There are two interline wildcard operators that match zero or more literal lines until a match for the next item is found, at which point the search is anchored (i.e. backtracking will not occur before the anchor). An item is either:

  • A single pattern line.
  • A group of pattern lines. A group is the sequence of pattern lines between two interline wildcard operators or, if no wildcard operator is found, the end of the pattern.

The interline wildcards are:

  • The prefix match wildcard ... matches until it finds a match for the line immediately after the interline operator ("the prefix"), at which point the search is anchored. This wildcard does not backtrack.
  • The group match wildcard ..~ matches until it finds a match for the next group, at which point the search is anchored. This wildcard backtracks, though never further than one group.

Interline wildcards cannot directly follow each other i.e. ...\n...? is an invalid pattern. Interline wildcards can appear at the beginning or end of a pattern: at the end of a pattern, both interline wildcards have identical semantics to each other.

Consider this pattern:

A
...
B
C
...

This will match successfully against the literal:

A
D
B
C
E

but fail to match against the literal:

A
D
B
B
C
E

because the ... matches against the first "B", which anchors the search, then immediately fails to match against the second "B".

In contrast the pattern:

A
..~
B
C
...

does match the literal because ..~ backtracks on the second "B".

There are two reasons why you should default to using ... rather than ..~. Most obviously ... does not backtrack and has linear performance. Less obviously ... is a more rigorous test, since it cannot skip prefix matches (i.e. the next line after the ... in the pattern) in the literal.

API

use fm::FMatcher;

assert!(FMatcher::new("a").unwrap().matches("a").is_ok());
assert!(FMatcher::new(" a ").unwrap().matches("a").is_ok());
assert!(FMatcher::new("a").unwrap().matches("b").is_err());
assert!(FMatcher::new("a\n...\nb").unwrap().matches("a\na\nb").is_ok());
assert!(FMatcher::new("a\n...\nb").unwrap().matches("a\na\nb\nb").is_err());

When a match fails, the matcher returns an error indicating the line number at which the match failed.
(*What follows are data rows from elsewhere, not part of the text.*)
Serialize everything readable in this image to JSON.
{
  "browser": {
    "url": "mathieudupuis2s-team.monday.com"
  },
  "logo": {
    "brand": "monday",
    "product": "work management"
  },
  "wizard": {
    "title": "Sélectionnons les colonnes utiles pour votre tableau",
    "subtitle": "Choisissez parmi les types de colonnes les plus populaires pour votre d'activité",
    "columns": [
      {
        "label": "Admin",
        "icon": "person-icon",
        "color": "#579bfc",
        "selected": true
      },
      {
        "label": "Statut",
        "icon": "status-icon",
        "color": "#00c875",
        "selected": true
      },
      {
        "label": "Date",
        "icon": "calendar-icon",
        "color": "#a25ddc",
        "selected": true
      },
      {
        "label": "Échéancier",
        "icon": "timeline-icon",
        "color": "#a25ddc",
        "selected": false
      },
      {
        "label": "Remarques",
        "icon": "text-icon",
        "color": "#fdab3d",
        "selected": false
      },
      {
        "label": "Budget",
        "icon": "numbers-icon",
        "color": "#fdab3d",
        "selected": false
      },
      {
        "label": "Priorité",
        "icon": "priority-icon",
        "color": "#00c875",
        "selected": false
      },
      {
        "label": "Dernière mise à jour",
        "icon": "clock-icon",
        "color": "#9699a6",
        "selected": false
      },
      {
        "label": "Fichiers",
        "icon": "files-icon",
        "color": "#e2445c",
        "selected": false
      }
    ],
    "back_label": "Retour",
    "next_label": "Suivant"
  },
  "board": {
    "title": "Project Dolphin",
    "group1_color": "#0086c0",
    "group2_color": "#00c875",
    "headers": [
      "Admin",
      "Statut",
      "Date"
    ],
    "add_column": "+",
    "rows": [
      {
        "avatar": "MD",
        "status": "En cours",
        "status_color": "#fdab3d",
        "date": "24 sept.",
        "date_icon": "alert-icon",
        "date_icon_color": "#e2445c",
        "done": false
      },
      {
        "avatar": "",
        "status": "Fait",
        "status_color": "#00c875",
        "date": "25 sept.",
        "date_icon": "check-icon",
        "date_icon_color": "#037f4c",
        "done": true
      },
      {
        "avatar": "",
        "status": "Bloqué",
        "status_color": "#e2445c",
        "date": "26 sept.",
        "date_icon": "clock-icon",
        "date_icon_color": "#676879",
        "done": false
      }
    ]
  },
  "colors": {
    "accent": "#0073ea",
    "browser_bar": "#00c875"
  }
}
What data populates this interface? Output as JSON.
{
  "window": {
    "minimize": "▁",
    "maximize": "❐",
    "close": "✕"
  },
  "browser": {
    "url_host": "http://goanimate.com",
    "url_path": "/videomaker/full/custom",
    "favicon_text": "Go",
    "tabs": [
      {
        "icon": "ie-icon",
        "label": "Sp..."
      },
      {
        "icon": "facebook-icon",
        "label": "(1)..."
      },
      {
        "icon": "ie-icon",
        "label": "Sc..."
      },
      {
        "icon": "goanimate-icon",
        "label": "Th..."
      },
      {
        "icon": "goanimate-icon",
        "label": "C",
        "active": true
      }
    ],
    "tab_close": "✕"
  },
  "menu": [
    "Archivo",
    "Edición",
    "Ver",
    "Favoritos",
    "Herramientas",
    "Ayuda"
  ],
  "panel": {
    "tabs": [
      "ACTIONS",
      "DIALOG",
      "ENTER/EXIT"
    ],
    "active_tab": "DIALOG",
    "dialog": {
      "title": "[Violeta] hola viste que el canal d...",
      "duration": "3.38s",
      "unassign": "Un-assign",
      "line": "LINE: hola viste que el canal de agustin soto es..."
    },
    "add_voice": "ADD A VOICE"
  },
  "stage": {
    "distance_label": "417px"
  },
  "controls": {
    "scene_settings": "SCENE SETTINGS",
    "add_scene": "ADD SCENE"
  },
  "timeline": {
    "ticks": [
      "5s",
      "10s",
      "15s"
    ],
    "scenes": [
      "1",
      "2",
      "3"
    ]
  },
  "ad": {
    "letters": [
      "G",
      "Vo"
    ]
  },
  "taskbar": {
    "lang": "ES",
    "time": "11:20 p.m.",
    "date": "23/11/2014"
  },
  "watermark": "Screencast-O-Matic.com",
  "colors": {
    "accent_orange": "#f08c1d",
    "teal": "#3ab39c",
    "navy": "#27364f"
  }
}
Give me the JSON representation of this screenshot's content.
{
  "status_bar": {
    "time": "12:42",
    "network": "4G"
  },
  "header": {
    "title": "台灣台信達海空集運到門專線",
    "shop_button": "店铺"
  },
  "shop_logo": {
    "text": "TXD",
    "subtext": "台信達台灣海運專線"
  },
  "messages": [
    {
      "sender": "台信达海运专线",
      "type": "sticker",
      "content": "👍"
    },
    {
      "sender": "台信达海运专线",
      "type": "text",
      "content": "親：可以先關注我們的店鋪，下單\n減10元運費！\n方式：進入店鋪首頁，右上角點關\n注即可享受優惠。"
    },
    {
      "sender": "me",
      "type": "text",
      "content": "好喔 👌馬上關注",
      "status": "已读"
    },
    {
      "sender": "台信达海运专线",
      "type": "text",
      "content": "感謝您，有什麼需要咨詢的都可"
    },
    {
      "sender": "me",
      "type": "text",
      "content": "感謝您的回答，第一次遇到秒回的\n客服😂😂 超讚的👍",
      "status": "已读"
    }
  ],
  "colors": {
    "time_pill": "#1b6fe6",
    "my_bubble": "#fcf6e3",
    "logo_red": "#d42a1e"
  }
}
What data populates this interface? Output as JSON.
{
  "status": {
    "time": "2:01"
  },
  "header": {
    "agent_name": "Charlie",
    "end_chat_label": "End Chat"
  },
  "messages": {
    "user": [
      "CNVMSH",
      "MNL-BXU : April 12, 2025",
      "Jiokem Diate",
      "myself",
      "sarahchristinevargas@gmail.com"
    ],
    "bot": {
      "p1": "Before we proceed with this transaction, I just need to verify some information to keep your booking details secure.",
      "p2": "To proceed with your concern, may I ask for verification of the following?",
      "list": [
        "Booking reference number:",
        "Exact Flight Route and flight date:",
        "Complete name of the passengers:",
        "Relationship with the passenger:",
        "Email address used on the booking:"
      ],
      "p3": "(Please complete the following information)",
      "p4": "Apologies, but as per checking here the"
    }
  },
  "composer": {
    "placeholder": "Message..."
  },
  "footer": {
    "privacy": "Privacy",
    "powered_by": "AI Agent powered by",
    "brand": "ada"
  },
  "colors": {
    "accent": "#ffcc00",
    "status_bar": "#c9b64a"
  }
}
The error can be formatted for human comprehension using the provided Display implementation.

If you want to use non-default options, you will first need to use FMBuilder before having access to an FMatcher. For example, to use "name matching" (where you specify that the same chunk of text must appear at multiple points in the text, but without specifying exactly what the chunk must contain) you can set options as follows:

use {fm::FMBuilder, regex::Regex};

let ptn_re = Regex::new(r"\$.+?\b").unwrap();
let text_re = Regex::new(r".+?\b").unwrap();
let matcher = FMBuilder::new("$1 $1")
                        .unwrap()
                        .name_matcher(ptn_re, text_re)
                        .build()
                        .unwrap();
assert!(matcher.matches("a a").is_ok());
assert!(matcher.matches("a b").is_err());